Peki fikirsel olarak nasıl grubunuz? Türkiye pek çok fikrin bir arada yaşadığı bir ülke, yer yer diyalog sorunları yaşasak da bir arada yaşamayı önemsiyoruz. Sizin hedeflediğiniz baro yönetimi bu bakımdan nasıl olacak?

Seçilir seçilmez, seçilirsek tabii, mutlaka diğer başkan adaylarını, farklı grupların temsilcilerini çağıracağız. Burada açık yüreklilikle söylüyorum. Bunu sözde değil, özde yapacağız. Biz avukatız, dünya görüşümüz bir kenarda kalıyor. Biz hukuk devletini istemek zorundayız. Hukuk güvenliğini söylemek zorundayız. Savunma hakkını savunmak zorundayız. Şimdi dünya görüşüne uymayan bir noktada savunma hakkından vazgeçecek misin? Hukuk devletinden vazgeçecek misiniz? Biz kimseyi ayrıştırmak istemiyoruz, kimseyi dışlamak istemiyoruz, ötekileştirmek istemiyoruz. Herkesin barosu olsun istiyoruz.

Elbette çizgimiz, duruşumuz belli, tekrar söylüyorum biz cumhuriyetin hukukunu elbette ki koruyacağız. Bu yoksa zaten avukat da yok demektir. Burada geri adım atılamaz. Ama biz meslektaşlarımızın görüşünü dile getirebileceğini, kendini ifade edebileceğini düşünüyoruz. Böyle bir ortam yaratmak istiyoruz ve bunun için de meslektaşlarımızla toplanacağız. Aslında bir yönetim kurulumuz daha oluşmuş olacak böylece. Bizi eleştirecek belki görüşleri dile getirecekler, dinleyeceğiz, konuşacağız. Meslek sorunlarına ilişkin birlikte çözüm bulmaya çalışacağız. Bunu net söylüyorum, bundan hiç rahatsız olmam ben. Kurumsal bir model içerisinde yapacağız.

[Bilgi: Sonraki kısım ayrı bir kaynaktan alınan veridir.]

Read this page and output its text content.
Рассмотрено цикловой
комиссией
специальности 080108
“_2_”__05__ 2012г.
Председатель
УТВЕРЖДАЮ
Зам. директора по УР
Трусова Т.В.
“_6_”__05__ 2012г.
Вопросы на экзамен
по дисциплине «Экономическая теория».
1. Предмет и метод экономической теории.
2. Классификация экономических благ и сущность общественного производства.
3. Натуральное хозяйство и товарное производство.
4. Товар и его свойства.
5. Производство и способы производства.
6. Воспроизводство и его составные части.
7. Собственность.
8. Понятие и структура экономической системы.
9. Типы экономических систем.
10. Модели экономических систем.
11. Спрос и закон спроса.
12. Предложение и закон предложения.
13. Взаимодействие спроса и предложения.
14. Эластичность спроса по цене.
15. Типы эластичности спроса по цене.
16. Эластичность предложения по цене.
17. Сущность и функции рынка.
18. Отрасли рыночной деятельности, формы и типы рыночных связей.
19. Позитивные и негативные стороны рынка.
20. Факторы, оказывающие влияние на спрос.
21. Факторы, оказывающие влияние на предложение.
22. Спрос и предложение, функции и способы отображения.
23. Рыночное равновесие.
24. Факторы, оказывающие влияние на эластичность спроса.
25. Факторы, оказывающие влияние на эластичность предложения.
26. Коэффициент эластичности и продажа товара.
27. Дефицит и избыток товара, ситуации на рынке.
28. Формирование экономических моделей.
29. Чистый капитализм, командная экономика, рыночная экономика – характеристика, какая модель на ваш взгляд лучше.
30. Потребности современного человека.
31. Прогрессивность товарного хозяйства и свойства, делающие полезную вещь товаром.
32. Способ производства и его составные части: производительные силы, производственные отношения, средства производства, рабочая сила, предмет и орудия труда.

İstanbul Barosu sorunların çözümünde öncü olacak. Her baro Türkiye'nin barosudur. İstanbul Barosu bir şemsiyedir, çatıdır, pusuladır. “Nasıl meslektaşlarımızın yanında olabiliriz?” Bu tavrı geliştireceğiz. İstanbul Barosu’nun tekrar sahaya dönmesi, daha etkin ve aktif rol alması gerekiyor.

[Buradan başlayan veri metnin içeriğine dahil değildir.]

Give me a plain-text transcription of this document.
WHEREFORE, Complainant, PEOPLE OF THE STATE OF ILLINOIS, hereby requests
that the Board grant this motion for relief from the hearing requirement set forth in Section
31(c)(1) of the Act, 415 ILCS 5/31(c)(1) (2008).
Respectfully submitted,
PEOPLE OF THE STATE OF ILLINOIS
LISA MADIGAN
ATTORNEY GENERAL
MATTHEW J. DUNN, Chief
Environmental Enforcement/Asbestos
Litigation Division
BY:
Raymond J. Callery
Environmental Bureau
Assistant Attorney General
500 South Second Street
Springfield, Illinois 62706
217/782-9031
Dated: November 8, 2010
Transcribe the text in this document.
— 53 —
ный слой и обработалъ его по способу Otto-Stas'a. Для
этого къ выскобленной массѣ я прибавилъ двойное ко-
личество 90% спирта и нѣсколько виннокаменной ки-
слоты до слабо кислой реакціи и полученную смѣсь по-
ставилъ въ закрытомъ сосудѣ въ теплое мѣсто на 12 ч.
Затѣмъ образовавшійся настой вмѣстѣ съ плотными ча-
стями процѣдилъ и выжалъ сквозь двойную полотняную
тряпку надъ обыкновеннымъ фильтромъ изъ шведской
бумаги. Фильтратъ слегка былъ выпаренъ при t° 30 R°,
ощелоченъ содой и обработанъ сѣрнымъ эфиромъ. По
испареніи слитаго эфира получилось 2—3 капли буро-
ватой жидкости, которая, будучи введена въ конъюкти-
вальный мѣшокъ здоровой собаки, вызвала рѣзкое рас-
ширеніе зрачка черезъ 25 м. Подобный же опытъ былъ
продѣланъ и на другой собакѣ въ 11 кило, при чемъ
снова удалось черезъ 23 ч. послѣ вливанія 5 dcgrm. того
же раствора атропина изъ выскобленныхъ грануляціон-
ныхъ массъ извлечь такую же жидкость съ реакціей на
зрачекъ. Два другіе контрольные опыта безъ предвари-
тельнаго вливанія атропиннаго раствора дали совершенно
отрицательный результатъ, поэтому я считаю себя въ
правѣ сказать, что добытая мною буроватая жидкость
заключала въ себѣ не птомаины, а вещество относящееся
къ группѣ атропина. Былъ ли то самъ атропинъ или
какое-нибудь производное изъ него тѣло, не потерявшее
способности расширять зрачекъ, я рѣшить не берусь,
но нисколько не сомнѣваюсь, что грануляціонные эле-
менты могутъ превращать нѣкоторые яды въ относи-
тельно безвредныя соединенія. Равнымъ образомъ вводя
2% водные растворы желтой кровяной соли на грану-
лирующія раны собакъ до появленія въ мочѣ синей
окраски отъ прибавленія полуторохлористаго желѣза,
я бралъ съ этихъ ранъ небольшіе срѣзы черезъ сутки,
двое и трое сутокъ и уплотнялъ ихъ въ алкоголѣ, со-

Türkiye Barolar Birliği ve kent baroları var. Farklı yaklaşımlar olabilir. İstanbul Barosu’nun farklı barolarla ilişki bakımından nasıl bir yaklaşımı olacak?

Her aşamada yapıcı olmak gerektiğini düşünüyorum. Tavır koymakla, çözümsüzlüğü karıştırıyoruz bazen. Sorunun parçası olmakla, çözümün parçası olmayı karıştırıyoruz. Hep çözümün parçası olmalıyız. Tavır başka bir şey. Direnmeniz gerekir, karşı koymanız gerekir, o başka. Ama biz çözümü nasıl sağlayacağız? Haklı olmanız bazen hiçbir şeyi değiştirmiyor. Çözüm nerede? Yani doğrusu ne? Herkes için doğrusu ne? Ben haklıyım, diyerek bir şey çözemezsiniz.

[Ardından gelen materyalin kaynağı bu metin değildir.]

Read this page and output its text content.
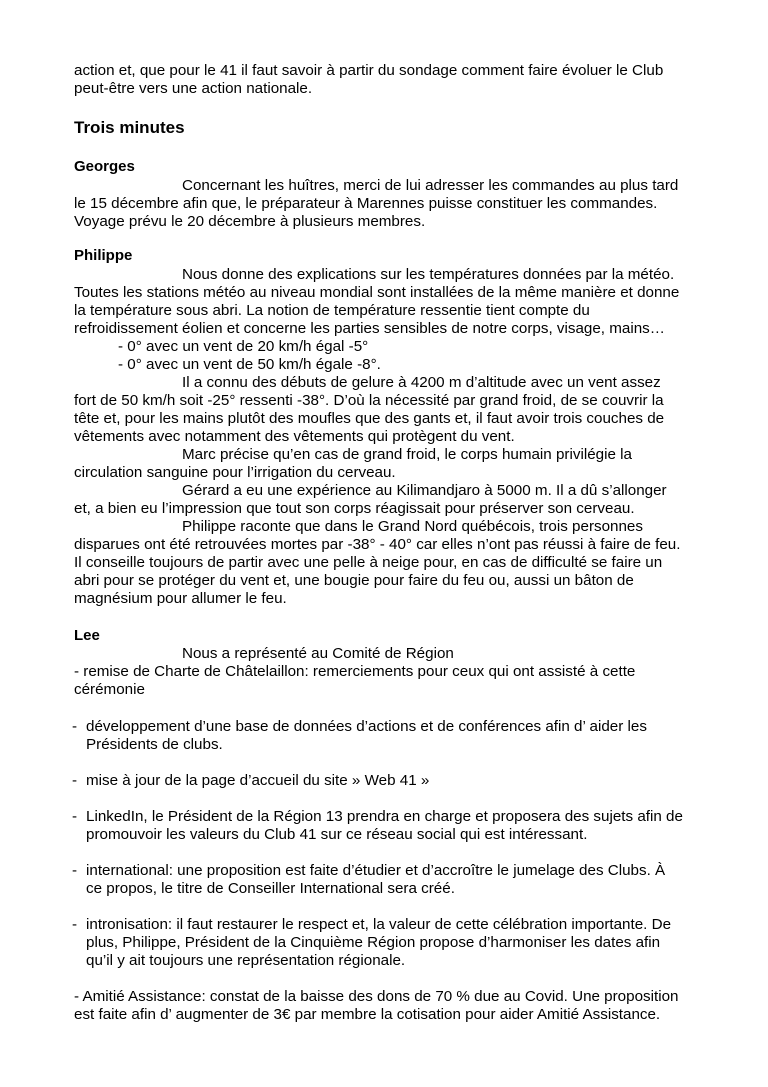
action et, que pour le 41 il faut savoir à partir du sondage comment faire évoluer le Club
peut-être vers une action nationale.
Trois minutes
Georges
Concernant les huîtres, merci de lui adresser les commandes au plus tard
le 15 décembre afin que, le préparateur à Marennes puisse constituer les commandes.
Voyage prévu le 20 décembre à plusieurs membres.
Philippe
Nous donne des explications sur les températures données par la météo.
Toutes les stations météo au niveau mondial sont installées de la même manière et donne
la température sous abri. La notion de température ressentie tient compte du
refroidissement éolien et concerne les parties sensibles de notre corps, visage, mains…
- 0° avec un vent de 20 km/h égal -5°
- 0° avec un vent de 50 km/h égale -8°.
Il a connu des débuts de gelure à 4200 m d’altitude avec un vent assez
fort de 50 km/h soit -25° ressenti -38°. D’où la nécessité par grand froid, de se couvrir la
tête et, pour les mains plutôt des moufles que des gants et, il faut avoir trois couches de
vêtements avec notamment des vêtements qui protègent du vent.
Marc précise qu’en cas de grand froid, le corps humain privilégie la
circulation sanguine pour l’irrigation du cerveau.
Gérard a eu une expérience au Kilimandjaro à 5000 m. Il a dû s’allonger
et, a bien eu l’impression que tout son corps réagissait pour préserver son cerveau.
Philippe raconte que dans le Grand Nord québécois, trois personnes
disparues ont été retrouvées mortes par -38° - 40° car elles n’ont pas réussi à faire de feu.
Il conseille toujours de partir avec une pelle à neige pour, en cas de difficulté se faire un
abri pour se protéger du vent et, une bougie pour faire du feu ou, aussi un bâton de
magnésium pour allumer le feu.
Lee
Nous a représenté au Comité de Région
- remise de Charte de Châtelaillon: remerciements pour ceux qui ont assisté à cette
cérémonie
- développement d’une base de données d’actions et de conférences afin d’ aider les
Présidents de clubs.
- mise à jour de la page d’accueil du site » Web 41 »
- LinkedIn, le Président de la Région 13 prendra en charge et proposera des sujets afin de
promouvoir les valeurs du Club 41 sur ce réseau social qui est intéressant.
- international: une proposition est faite d’étudier et d’accroître le jumelage des Clubs. À
ce propos, le titre de Conseiller International sera créé.
- intronisation: il faut restaurer le respect et, la valeur de cette célébration importante. De
plus, Philippe, Président de la Cinquième Région propose d’harmoniser les dates afin
qu’il y ait toujours une représentation régionale.
- Amitié Assistance: constat de la baisse des dons de 70 % due au Covid. Une proposition
est faite afin d’ augmenter de 3€ par membre la cotisation pour aider Amitié Assistance.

İstanbul Barosu sorunların çözümünde öncü olacak. Her baro Türkiye'nin barosudur. İstanbul Barosu bir şemsiyedir, çatıdır, pusuladır. “Nasıl meslektaşlarımızın yanında olabiliriz?” Bu tavrı geliştireceğiz. İstanbul Barosu’nun tekrar sahaya dönmesi, daha etkin ve aktif rol alması gerekiyor.

Türkiye kritik bir kader seçimine doğru gidiyor. Cumhuriyetin ikinci yüzyılı başlıyor. Tüm bunlar için de savunma çok kilit bir yerde duruyor. Son olarak eklemek istediğiniz bir şey, buradan avukatlara yapmak istediğiniz bir çağrı var mı?

Bütün meslektaşlarımızdan rica ediyorum. Kime oy verirlerse versinler, lütfen genel kurula gelsinler. Katılsınlar, görüşlerini ortaya koysunlar. Biz hep çalışıyoruz, araya seçim giriyor. Araya seçim girdiğinde de hep birçok yorum duyuyoruz. Meslektaşlarımızdan şunu rica ediyorum. Üretene, emeğe, hakka, yani hakkın teslimine önem versinler. Bizim bir emeğimiz var, mücadelemiz var. Daha iyi çalışmamız, daha çok üretmemiz lazım. Onlar için çok çalışmak istiyoruz. Onlar için çok mücadele etmek istiyoruz. Ortak bir öykümüz oldu, birbirimizin hayatına dokunduk. Açıkçası bu süreci devam ettirmek istiyorum. Ve odamızın kapısı hepsine açık olacak. Takdir onların.